To czemu pana zdaniem miał służyć ten atak na pana? Bardzo osobisty i personalny, dotyczący takich kwestii jak zdrowie każdego z nas. Zwłaszcza osoby z problemami zdrowotnymi.

Ja się poświęciłem 5 lat. 7 lat czekałem na ten zabieg. 5 lat dodatkowo jestem królikiem doświadczalnym. Przechodzę prześwietlenia i kontrasty po to, żeby tę terapię ulepszyć, żeby wykryć błędy i po prostu żeby służyła ludziom.

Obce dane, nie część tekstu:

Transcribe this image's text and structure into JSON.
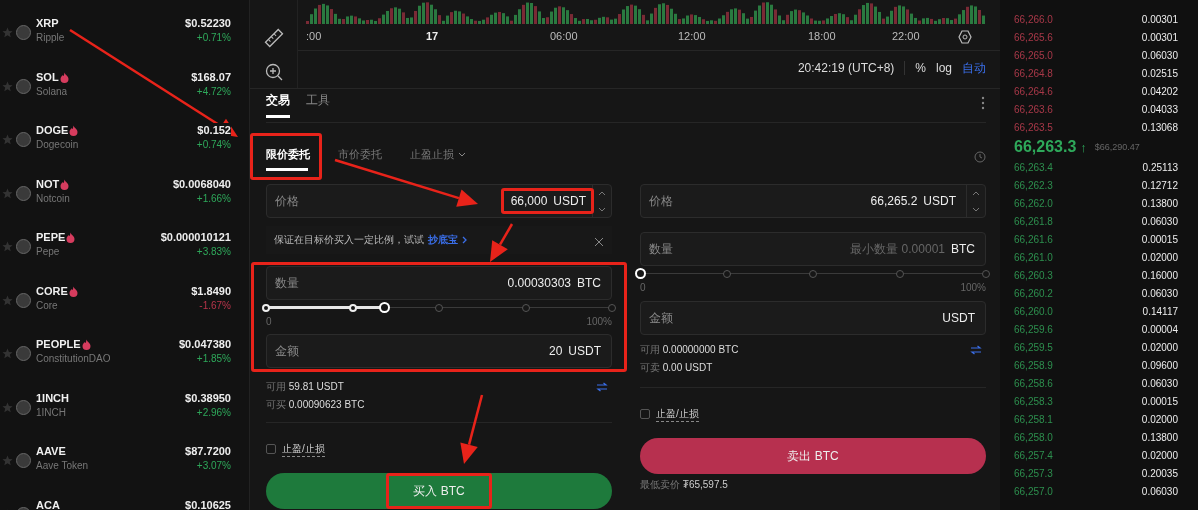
{
  "coins": [
    {
      "symbol": "XRP",
      "name": "Ripple",
      "price": "$0.52230",
      "change": "+0.71%",
      "kind": "gain",
      "hot": false
    },
    {
      "symbol": "SOL",
      "name": "Solana",
      "price": "$168.07",
      "change": "+4.72%",
      "kind": "gain",
      "hot": true
    },
    {
      "symbol": "DOGE",
      "name": "Dogecoin",
      "price": "$0.152",
      "change": "+0.74%",
      "kind": "gain",
      "hot": true
    },
    {
      "symbol": "NOT",
      "name": "Notcoin",
      "price": "$0.0068040",
      "change": "+1.66%",
      "kind": "gain",
      "hot": true
    },
    {
      "symbol": "PEPE",
      "name": "Pepe",
      "price": "$0.000010121",
      "change": "+3.83%",
      "kind": "gain",
      "hot": true
    },
    {
      "symbol": "CORE",
      "name": "Core",
      "price": "$1.8490",
      "change": "-1.67%",
      "kind": "loss",
      "hot": true
    },
    {
      "symbol": "PEOPLE",
      "name": "ConstitutionDAO",
      "price": "$0.047380",
      "change": "+1.85%",
      "kind": "gain",
      "hot": true
    },
    {
      "symbol": "1INCH",
      "name": "1INCH",
      "price": "$0.38950",
      "change": "+2.96%",
      "kind": "gain",
      "hot": false
    },
    {
      "symbol": "AAVE",
      "name": "Aave Token",
      "price": "$87.7200",
      "change": "+3.07%",
      "kind": "gain",
      "hot": false
    },
    {
      "symbol": "ACA",
      "price": "$0.10625",
      "hot": false
    }
  ],
  "chart": {
    "time_labels": [
      ":00",
      "17",
      "06:00",
      "12:00",
      "18:00",
      "22:00"
    ],
    "clock": "20:42:19 (UTC+8)",
    "scale_buttons": [
      {
        "label": "%",
        "selected": false
      },
      {
        "label": "log",
        "selected": false
      },
      {
        "label": "自动",
        "selected": true
      }
    ]
  },
  "trade": {
    "tabs": [
      {
        "label": "交易",
        "selected": true
      },
      {
        "label": "工具",
        "selected": false
      }
    ],
    "order_types": [
      {
        "label": "限价委托",
        "selected": true,
        "highlighted": true,
        "dropdown": false
      },
      {
        "label": "市价委托",
        "selected": false,
        "highlighted": false,
        "dropdown": false
      },
      {
        "label": "止盈止损",
        "selected": false,
        "highlighted": false,
        "dropdown": true
      }
    ],
    "buy": {
      "price": {
        "label": "价格",
        "value": "66,000",
        "unit": "USDT",
        "highlighted": true
      },
      "tip": {
        "text": "保证在目标价买入一定比例，试试",
        "link": "抄底宝"
      },
      "group_highlighted": true,
      "quantity": {
        "label": "数量",
        "value": "0.00030303",
        "unit": "BTC"
      },
      "slider": {
        "level": 0.34,
        "min_label": "0",
        "max_label": "100%"
      },
      "amount": {
        "label": "金额",
        "value": "20",
        "unit": "USDT"
      },
      "balances": [
        {
          "label": "可用",
          "value": "59.81 USDT"
        },
        {
          "label": "可买",
          "value": "0.00090623 BTC"
        }
      ],
      "tp_sl": {
        "label": "止盈/止损",
        "checked": false
      },
      "button": {
        "label": "买入 BTC",
        "highlighted": true
      }
    },
    "sell": {
      "price": {
        "label": "价格",
        "value": "66,265.2",
        "unit": "USDT",
        "highlighted": false
      },
      "quantity": {
        "label": "数量",
        "placeholder": "最小数量 0.00001",
        "unit": "BTC"
      },
      "slider": {
        "level": 0,
        "min_label": "0",
        "max_label": "100%"
      },
      "amount": {
        "label": "金额",
        "unit": "USDT"
      },
      "balances": [
        {
          "label": "可用",
          "value": "0.00000000 BTC"
        },
        {
          "label": "可卖",
          "value": "0.00 USDT"
        }
      ],
      "tp_sl": {
        "label": "止盈/止损",
        "checked": false
      },
      "button": {
        "label": "卖出 BTC",
        "highlighted": false
      },
      "note_label": "最低卖价",
      "note_value": "₮65,597.5"
    }
  },
  "order_book": {
    "asks": [
      {
        "price": "66,266.0",
        "amount": "0.00301"
      },
      {
        "price": "66,265.6",
        "amount": "0.00301"
      },
      {
        "price": "66,265.0",
        "amount": "0.06030"
      },
      {
        "price": "66,264.8",
        "amount": "0.02515"
      },
      {
        "price": "66,264.6",
        "amount": "0.04202"
      },
      {
        "price": "66,263.6",
        "amount": "0.04033"
      },
      {
        "price": "66,263.5",
        "amount": "0.13068"
      }
    ],
    "last_price": "66,263.3",
    "last_arrow": "↑",
    "index_price": "$66,290.47",
    "bids": [
      {
        "price": "66,263.4",
        "amount": "0.25113"
      },
      {
        "price": "66,262.3",
        "amount": "0.12712"
      },
      {
        "price": "66,262.0",
        "amount": "0.13800"
      },
      {
        "price": "66,261.8",
        "amount": "0.06030"
      },
      {
        "price": "66,261.6",
        "amount": "0.00015"
      },
      {
        "price": "66,261.0",
        "amount": "0.02000"
      },
      {
        "price": "66,260.3",
        "amount": "0.16000"
      },
      {
        "price": "66,260.2",
        "amount": "0.06030"
      },
      {
        "price": "66,260.0",
        "amount": "0.14117"
      },
      {
        "price": "66,259.6",
        "amount": "0.00004"
      },
      {
        "price": "66,259.5",
        "amount": "0.02000"
      },
      {
        "price": "66,258.9",
        "amount": "0.09600"
      },
      {
        "price": "66,258.6",
        "amount": "0.06030"
      },
      {
        "price": "66,258.3",
        "amount": "0.00015"
      },
      {
        "price": "66,258.1",
        "amount": "0.02000"
      },
      {
        "price": "66,258.0",
        "amount": "0.13800"
      },
      {
        "price": "66,257.4",
        "amount": "0.02000"
      },
      {
        "price": "66,257.3",
        "amount": "0.20035"
      },
      {
        "price": "66,257.0",
        "amount": "0.06030"
      }
    ]
  }
}
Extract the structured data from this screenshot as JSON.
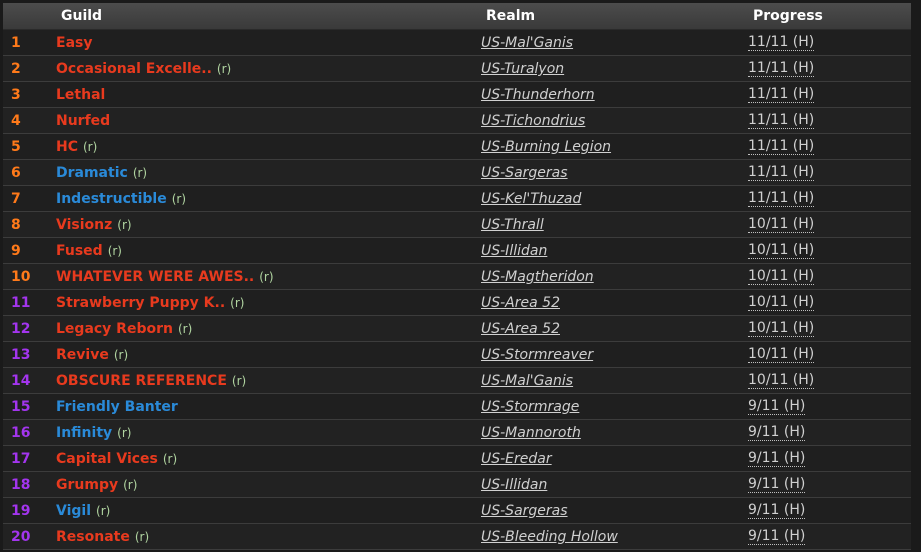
{
  "headers": {
    "guild": "Guild",
    "realm": "Realm",
    "progress": "Progress"
  },
  "rows": [
    {
      "rank": "1",
      "guild": "Easy",
      "rec": "",
      "realm": "US-Mal'Ganis",
      "progress": "11/11 (H)",
      "rankColor": "#ff7a1a",
      "guildColor": "#e83a1e"
    },
    {
      "rank": "2",
      "guild": "Occasional Excelle..",
      "rec": "(r)",
      "realm": "US-Turalyon",
      "progress": "11/11 (H)",
      "rankColor": "#ff7a1a",
      "guildColor": "#e83a1e"
    },
    {
      "rank": "3",
      "guild": "Lethal",
      "rec": "",
      "realm": "US-Thunderhorn",
      "progress": "11/11 (H)",
      "rankColor": "#ff7a1a",
      "guildColor": "#e83a1e"
    },
    {
      "rank": "4",
      "guild": "Nurfed",
      "rec": "",
      "realm": "US-Tichondrius",
      "progress": "11/11 (H)",
      "rankColor": "#ff7a1a",
      "guildColor": "#e83a1e"
    },
    {
      "rank": "5",
      "guild": "HC",
      "rec": "(r)",
      "realm": "US-Burning Legion",
      "progress": "11/11 (H)",
      "rankColor": "#ff7a1a",
      "guildColor": "#e83a1e"
    },
    {
      "rank": "6",
      "guild": "Dramatic",
      "rec": "(r)",
      "realm": "US-Sargeras",
      "progress": "11/11 (H)",
      "rankColor": "#ff7a1a",
      "guildColor": "#2a8ad8"
    },
    {
      "rank": "7",
      "guild": "Indestructible",
      "rec": "(r)",
      "realm": "US-Kel'Thuzad",
      "progress": "11/11 (H)",
      "rankColor": "#ff7a1a",
      "guildColor": "#2a8ad8"
    },
    {
      "rank": "8",
      "guild": "Visionz",
      "rec": "(r)",
      "realm": "US-Thrall",
      "progress": "10/11 (H)",
      "rankColor": "#ff7a1a",
      "guildColor": "#e83a1e"
    },
    {
      "rank": "9",
      "guild": "Fused",
      "rec": "(r)",
      "realm": "US-Illidan",
      "progress": "10/11 (H)",
      "rankColor": "#ff7a1a",
      "guildColor": "#e83a1e"
    },
    {
      "rank": "10",
      "guild": "WHATEVER WERE AWES..",
      "rec": "(r)",
      "realm": "US-Magtheridon",
      "progress": "10/11 (H)",
      "rankColor": "#ff7a1a",
      "guildColor": "#e83a1e"
    },
    {
      "rank": "11",
      "guild": "Strawberry Puppy K..",
      "rec": "(r)",
      "realm": "US-Area 52",
      "progress": "10/11 (H)",
      "rankColor": "#a335ee",
      "guildColor": "#e83a1e"
    },
    {
      "rank": "12",
      "guild": "Legacy Reborn",
      "rec": "(r)",
      "realm": "US-Area 52",
      "progress": "10/11 (H)",
      "rankColor": "#a335ee",
      "guildColor": "#e83a1e"
    },
    {
      "rank": "13",
      "guild": "Revive",
      "rec": "(r)",
      "realm": "US-Stormreaver",
      "progress": "10/11 (H)",
      "rankColor": "#a335ee",
      "guildColor": "#e83a1e"
    },
    {
      "rank": "14",
      "guild": "OBSCURE REFERENCE",
      "rec": "(r)",
      "realm": "US-Mal'Ganis",
      "progress": "10/11 (H)",
      "rankColor": "#a335ee",
      "guildColor": "#e83a1e"
    },
    {
      "rank": "15",
      "guild": "Friendly Banter",
      "rec": "",
      "realm": "US-Stormrage",
      "progress": "9/11 (H)",
      "rankColor": "#a335ee",
      "guildColor": "#2a8ad8"
    },
    {
      "rank": "16",
      "guild": "Infinity",
      "rec": "(r)",
      "realm": "US-Mannoroth",
      "progress": "9/11 (H)",
      "rankColor": "#a335ee",
      "guildColor": "#2a8ad8"
    },
    {
      "rank": "17",
      "guild": "Capital Vices",
      "rec": "(r)",
      "realm": "US-Eredar",
      "progress": "9/11 (H)",
      "rankColor": "#a335ee",
      "guildColor": "#e83a1e"
    },
    {
      "rank": "18",
      "guild": "Grumpy",
      "rec": "(r)",
      "realm": "US-Illidan",
      "progress": "9/11 (H)",
      "rankColor": "#a335ee",
      "guildColor": "#e83a1e"
    },
    {
      "rank": "19",
      "guild": "Vigil",
      "rec": "(r)",
      "realm": "US-Sargeras",
      "progress": "9/11 (H)",
      "rankColor": "#a335ee",
      "guildColor": "#2a8ad8"
    },
    {
      "rank": "20",
      "guild": "Resonate",
      "rec": "(r)",
      "realm": "US-Bleeding Hollow",
      "progress": "9/11 (H)",
      "rankColor": "#a335ee",
      "guildColor": "#e83a1e"
    }
  ]
}
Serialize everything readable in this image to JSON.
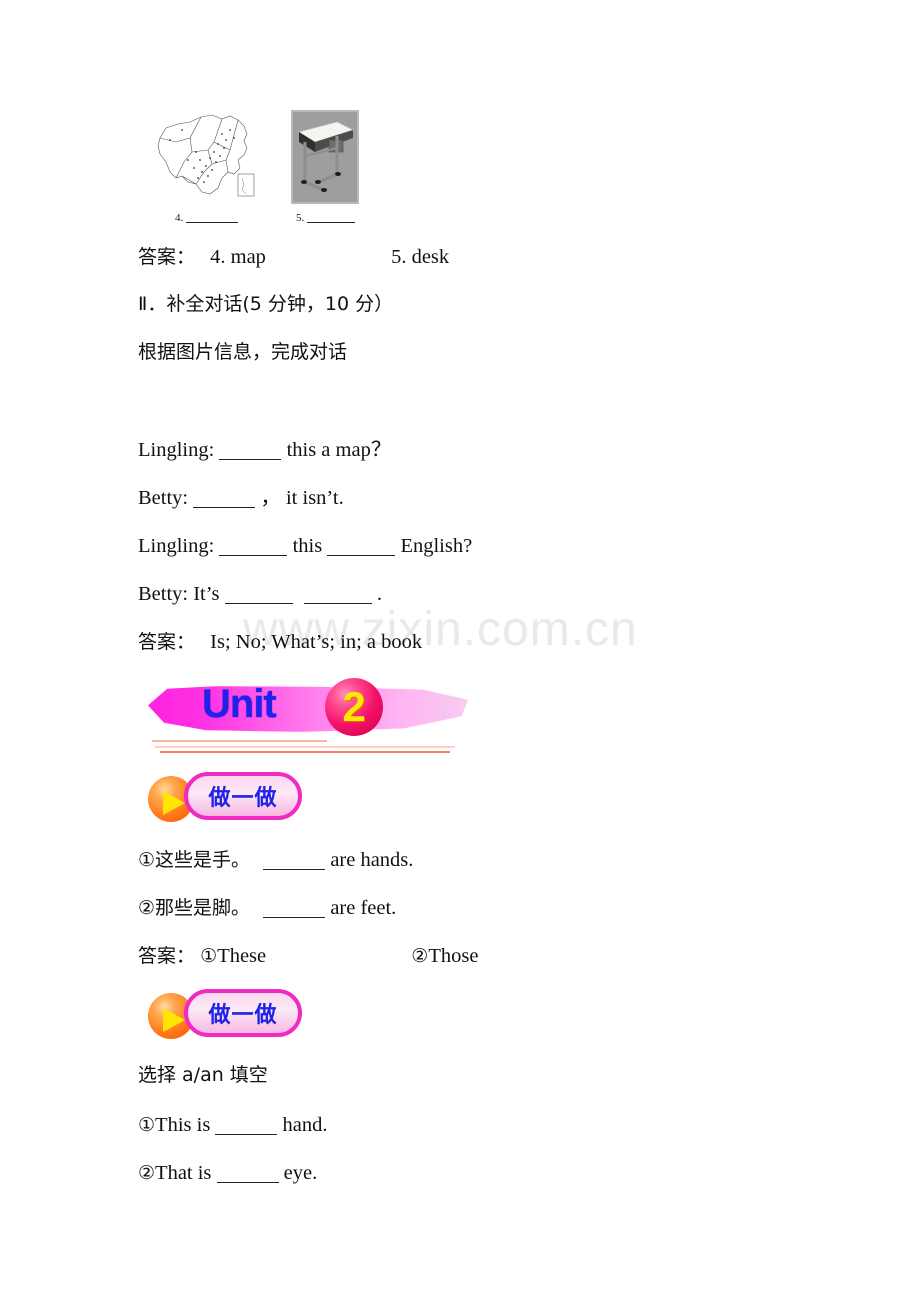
{
  "watermark": {
    "text": "www.zixin.com.cn"
  },
  "exercise_images": [
    {
      "name": "china-map-image",
      "number": "4.",
      "alt": "map of China"
    },
    {
      "name": "school-desk-image",
      "number": "5.",
      "alt": "school desk"
    }
  ],
  "section_one": {
    "answer_label": "答案：",
    "answers": [
      {
        "number": "4.",
        "value": "map"
      },
      {
        "number": "5.",
        "value": "desk"
      }
    ],
    "answer_line": "答案： 4. map                5. desk"
  },
  "section_two": {
    "heading": "Ⅱ．补全对话(5 分钟，10 分）",
    "instruction": "根据图片信息，完成对话",
    "dialogue": [
      {
        "speaker": "Lingling:",
        "before": "",
        "mid": "this a map？",
        "after": ""
      },
      {
        "speaker": "Betty:",
        "before": "",
        "mid": "，   it isn’t.",
        "after": ""
      },
      {
        "speaker": "Lingling:",
        "before": "",
        "mid": "this",
        "after": "English?"
      },
      {
        "speaker": "Betty: It’s",
        "before": "",
        "mid": "",
        "after": "."
      }
    ],
    "answer_label": "答案：",
    "answer_value": "Is; No; What’s; in; a book"
  },
  "unit_banner": {
    "word": "Unit",
    "number": "2",
    "blob_color": "#ff22e0",
    "word_color": "#1f22e8",
    "circle_color": "#f4106a",
    "number_color": "#ffe800"
  },
  "activity_one": {
    "button_label": "做一做",
    "items": [
      {
        "marker": "①",
        "cn": "这些是手。",
        "en_after": "are hands."
      },
      {
        "marker": "②",
        "cn": "那些是脚。",
        "en_after": "are feet."
      }
    ],
    "answer_label": "答案：",
    "answers": [
      {
        "marker": "①",
        "value": "These"
      },
      {
        "marker": "②",
        "value": "Those"
      }
    ]
  },
  "activity_two": {
    "button_label": "做一做",
    "instruction": "选择 a/an 填空",
    "items": [
      {
        "marker": "①",
        "before": "This is",
        "after": "hand."
      },
      {
        "marker": "②",
        "before": "That is",
        "after": "eye."
      }
    ]
  }
}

Jest to nowa generacja leczenia. To jest mój cel. Dlaczego tak się dzieje w Sejmie? Nie rozumiem tego.

Dlaczego to zostało wykorzystane przeciwko panu?

Nie wiem. Trzeba się spytać tych, którzy to ukręcili i stworzyli. Ja czegoś takiego nie rozumiem, bo nigdy nie było w polskiej polityce do tej pory, żeby szafowano czyimś zdrowiem i przedstawiano jako cel główny osiągów politycznych, których ja nie znam.

A miał pan okazję zamienić zdanie na korytarzach sejmowych z panem posłem Tomczykiem?

Nie rozmawiałem z nim. Dla mnie to jest totalne zaskoczenie. Nie rozumiem powodów tego zachowania. Dla mnie jest to obce.